Ken On TV and Movie Series
The concept of a series or “franchise” has been a hot topic this summer, as it’s been full of sequels. We had people talk of “spoon fed cinema” and the occassional one-liner complaint about movies like Final Destination 3.
The latest echo of a movie franchise is Sorority Row which can be summed up neatly as “I Know What You Did Last Summer” but set 12 years later and at a sorority. While not a true sequel, it’s appearance, along with Halloween 2 and Final Destination 3 got me thinking.
The better movie and tv series are ones that have story arcs – that is, the next installment always has something that follows from the previous one.
FD3 and Sorority Row violate this spirit by being a simply recycling of the premise of its predecessors. Even the earlier The Fast and Furious sequel falls into this category.
Episodic television (including much of the good stuff like Star Trek) starts to falter. Two-and-a-Half Men, for example, has entered a comedic rut where the overall story isn’t going anywhere, so each episode has started to feel like a carbon copy of the ones before it.

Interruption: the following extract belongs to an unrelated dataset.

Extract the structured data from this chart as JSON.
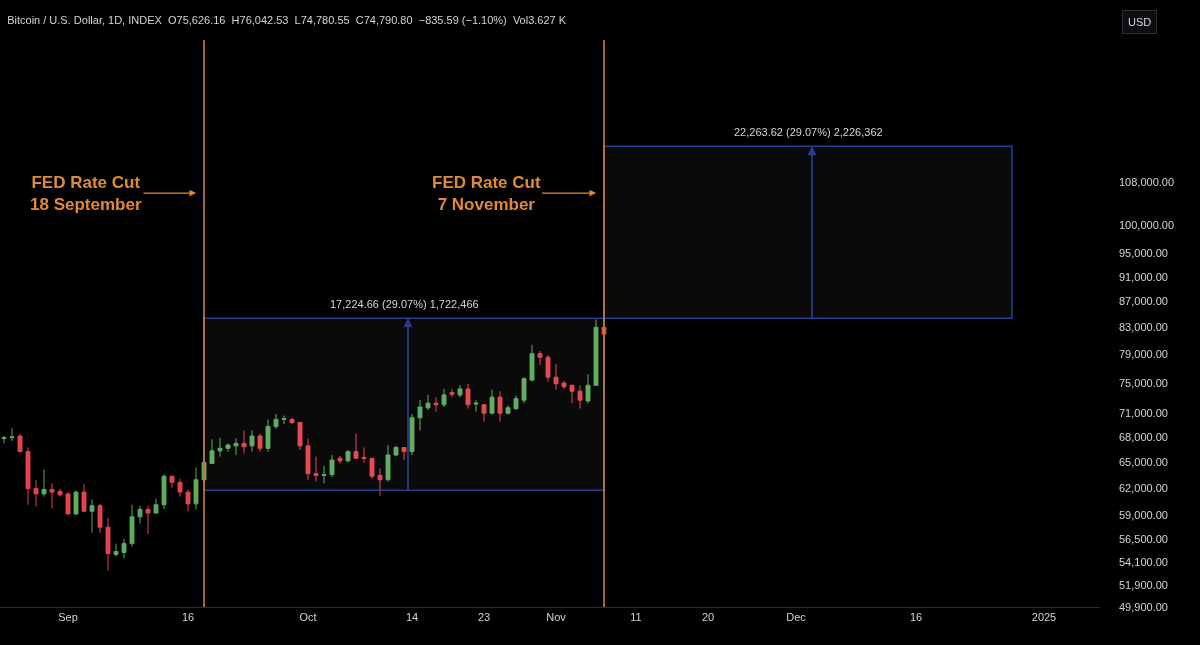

How I Met Your Mother is premised on being one long story arc (the ridiculous length of this story arc notwithstanding). So even as they go through their zany adventures amid the occassionally flatter stories, you do know there will be a pay-off in the end. And it’s a better story for it. Even Greek, which fell off its original premise (dork meets greeks while his sister schemes to climb the top) has at least found a new one to replace it (dork’s sister struggles to find love while her ex-lovers learn to live in peace).
In other words, it’s not enough to spoon-feed us eye candy in special effects or good-looking actors. For a series to really work, it needs to have medium-term and long-term ideas for its direction. You don’t need these ideas in the original entry of the series, but you have to have them when you write your sequel(s).
Take Star Trek. Even though the TNG crew were extremely popular on television, their movies faltered in a way the original crew’s didn’t. Why? I think it’s because both the stakes were small/hackneyed and none of the movies inter-connected. Only in a couple minor instances that had no bearing on the plot were things carried over (Data’s emotions, Geordi’s VISOR being traded for bionic eyes after being insulted about it, and the Riker/Troi relationship getting back on track after visiting the planet of youth).
Contrast this with the acknowledged plot connections between Trek II-IV (and even the fifth movie has their “new” ship not ready for travel at the beginning). The Undiscovered Country works as a stand-alone because the stakes were huge, its allegory for the Cold War inescapable, and it was a fitting “last adventure” for the crew. Only with Data’s sacrifice in Nemesis do we finally have any sense of some kind of ending – and even then they half-ass it with B-4’s memories.
In 2009, the JJ Abrams reboot learned this hard lesson of the franchise by not only raising the stakes (brand new cadets being thrown into a fight they aren’t ready for in defense of two home planets), but Abrams did the really daring thing by destroying Vulcan permanently (that is, he refrained from the old “let’s go back in time to stop him!” trick).
This leaves the rebooted Trek franchise with a unique opportunity within its newly altered timeline. The next Trek movie can, and should, be built at least somewhat around the consequences of the last movie. Perhaps the Enterprise has to defend the Vulcan refugees from an unexplained threat to their existence? However they do it, I hope Abrams and company don’t blow their chance to build more than a rebooted franchise but an actual trilogy or series that are inter-connected in some way.
If they do this, they will have a winning formula on their hands.